Nossas Serras (21/25): O Divisor

2

Se, partindo da Chapada dos Parecis no MT, próximo à Bolívia, você continuar percorrendo o bordo oeste do Brasil, encontrará uma formação que nos separa do Peru: é a Serra do Divisor no Acre, assunto desta coluna.

Parte do bordo ocidental do Acre, na divisa com o Peru, é ocupado por uma fina e sinuosa faixa onde foi criado o Parque Nacional da Serra do Divisor. Na realidade, tem um formato curioso, com dois bolsões a norte e a sul, separados por uma estreita cintura central, por onde corre um afluente do Rio Juruá.

Localização do PN Serra do Divisor, AC

O PNSD acompanha aproximadamente a Serra de mesmo nome (também conhecida por seu nome peruano de Contamana), ao longo de cerca de 350 km. Estão nela os locais mais elevados do Estado, a exemplo do seu ponto culminante em torno de 600m.

Os parques naturais amazônicos são gigantescos, pelo menos para o padrão do Sudeste. Pois o PNSD atinge 838 mil ha, uma área comparável ao Líbano ou à Jamaica. Existe no Peru outro Parque de mesmo nome, porém muito maior, com 1.354 mil ha, que abriga os índios isolados (ou seja, sem contato) Isconahuas.

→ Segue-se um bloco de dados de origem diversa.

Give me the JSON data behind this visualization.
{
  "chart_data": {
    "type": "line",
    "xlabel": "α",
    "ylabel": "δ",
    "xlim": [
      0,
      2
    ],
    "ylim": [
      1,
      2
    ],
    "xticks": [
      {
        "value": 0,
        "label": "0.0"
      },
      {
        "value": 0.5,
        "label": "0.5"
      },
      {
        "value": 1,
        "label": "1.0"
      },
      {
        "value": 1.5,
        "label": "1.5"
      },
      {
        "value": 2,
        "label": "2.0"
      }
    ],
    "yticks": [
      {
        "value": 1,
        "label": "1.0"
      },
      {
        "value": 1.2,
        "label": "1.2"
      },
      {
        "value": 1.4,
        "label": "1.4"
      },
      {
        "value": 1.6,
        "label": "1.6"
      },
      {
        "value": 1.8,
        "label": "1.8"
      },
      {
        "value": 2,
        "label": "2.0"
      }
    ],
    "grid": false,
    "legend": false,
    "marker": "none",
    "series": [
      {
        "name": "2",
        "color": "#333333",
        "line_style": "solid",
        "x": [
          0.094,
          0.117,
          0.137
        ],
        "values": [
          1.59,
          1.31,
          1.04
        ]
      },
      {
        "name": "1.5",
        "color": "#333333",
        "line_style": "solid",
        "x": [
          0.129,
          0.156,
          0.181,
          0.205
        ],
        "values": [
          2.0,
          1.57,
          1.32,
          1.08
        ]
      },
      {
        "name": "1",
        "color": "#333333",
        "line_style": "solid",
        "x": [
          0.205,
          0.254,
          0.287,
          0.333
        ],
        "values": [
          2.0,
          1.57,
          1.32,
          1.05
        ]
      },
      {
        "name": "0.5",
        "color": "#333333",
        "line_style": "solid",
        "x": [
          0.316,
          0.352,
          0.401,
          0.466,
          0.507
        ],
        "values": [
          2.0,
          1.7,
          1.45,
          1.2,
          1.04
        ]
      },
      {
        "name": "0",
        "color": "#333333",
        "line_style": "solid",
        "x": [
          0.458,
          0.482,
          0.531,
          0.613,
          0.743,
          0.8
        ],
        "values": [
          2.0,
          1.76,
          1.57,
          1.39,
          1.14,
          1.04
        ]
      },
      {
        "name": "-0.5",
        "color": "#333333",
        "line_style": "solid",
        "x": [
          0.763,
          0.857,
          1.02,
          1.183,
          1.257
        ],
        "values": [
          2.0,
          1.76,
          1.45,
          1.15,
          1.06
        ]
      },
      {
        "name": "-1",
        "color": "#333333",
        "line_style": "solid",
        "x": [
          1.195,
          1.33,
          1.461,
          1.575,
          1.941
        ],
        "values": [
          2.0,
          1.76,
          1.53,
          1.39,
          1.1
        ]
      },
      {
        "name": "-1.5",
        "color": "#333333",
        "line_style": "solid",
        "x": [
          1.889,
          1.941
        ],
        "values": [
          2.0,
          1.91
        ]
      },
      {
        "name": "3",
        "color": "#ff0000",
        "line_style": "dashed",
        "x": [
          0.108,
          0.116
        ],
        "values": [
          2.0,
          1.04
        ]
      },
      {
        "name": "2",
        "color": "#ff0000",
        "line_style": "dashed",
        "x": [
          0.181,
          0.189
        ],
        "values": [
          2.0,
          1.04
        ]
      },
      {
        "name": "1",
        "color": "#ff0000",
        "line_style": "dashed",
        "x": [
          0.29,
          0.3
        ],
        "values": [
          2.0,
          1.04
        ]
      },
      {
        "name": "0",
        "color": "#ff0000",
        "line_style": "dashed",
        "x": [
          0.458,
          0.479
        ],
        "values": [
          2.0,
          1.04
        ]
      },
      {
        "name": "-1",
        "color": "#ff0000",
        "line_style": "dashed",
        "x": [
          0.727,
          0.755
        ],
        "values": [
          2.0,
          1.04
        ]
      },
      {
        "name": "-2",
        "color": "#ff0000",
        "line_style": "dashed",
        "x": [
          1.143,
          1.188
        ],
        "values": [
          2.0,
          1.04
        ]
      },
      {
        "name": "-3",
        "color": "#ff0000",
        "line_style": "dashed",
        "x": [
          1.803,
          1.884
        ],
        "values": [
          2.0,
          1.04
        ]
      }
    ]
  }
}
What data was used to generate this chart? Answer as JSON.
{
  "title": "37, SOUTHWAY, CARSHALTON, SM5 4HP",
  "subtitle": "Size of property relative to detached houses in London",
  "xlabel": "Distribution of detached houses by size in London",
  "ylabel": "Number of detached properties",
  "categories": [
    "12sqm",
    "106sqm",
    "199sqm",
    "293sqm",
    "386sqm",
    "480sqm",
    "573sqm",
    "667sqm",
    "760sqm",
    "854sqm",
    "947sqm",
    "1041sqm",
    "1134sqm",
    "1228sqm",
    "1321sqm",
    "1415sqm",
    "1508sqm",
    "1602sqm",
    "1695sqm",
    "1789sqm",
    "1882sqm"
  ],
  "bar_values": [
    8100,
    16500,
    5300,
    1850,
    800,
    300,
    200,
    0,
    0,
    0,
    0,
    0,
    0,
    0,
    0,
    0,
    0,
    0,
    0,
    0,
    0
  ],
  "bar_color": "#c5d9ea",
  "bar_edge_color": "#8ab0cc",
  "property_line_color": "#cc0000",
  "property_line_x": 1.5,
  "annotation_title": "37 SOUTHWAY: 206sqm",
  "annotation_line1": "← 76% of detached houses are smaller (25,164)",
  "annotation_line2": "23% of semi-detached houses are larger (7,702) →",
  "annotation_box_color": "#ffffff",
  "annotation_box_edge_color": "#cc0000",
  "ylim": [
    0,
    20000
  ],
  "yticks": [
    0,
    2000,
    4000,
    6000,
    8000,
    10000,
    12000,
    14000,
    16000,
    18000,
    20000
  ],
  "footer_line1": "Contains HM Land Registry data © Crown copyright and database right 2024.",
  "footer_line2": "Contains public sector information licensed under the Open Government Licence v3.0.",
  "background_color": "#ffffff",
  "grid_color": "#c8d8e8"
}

A Serra do Divisor tem este curioso nome não por causa da matemática, mas da geografia. Um divisor é um acidente, tipicamente uma crista mais elevada do que os terrenos adjacentes, que separa duas bacias. De cada lado do divisor, as águas escoam em direções opostas.

Serra do Divisor, Fronteira Brasil-Peru

Nem sempre na matemática um divisor produz resultados aceitáveis, por exemplo na presença das indigestas frações ou dízimas. Assim também na geografia, pois às vezes as águas divididas podem correr ora numa ora noutra direção, dependendo do regime de chuvas – são as chamadas águas emendadas.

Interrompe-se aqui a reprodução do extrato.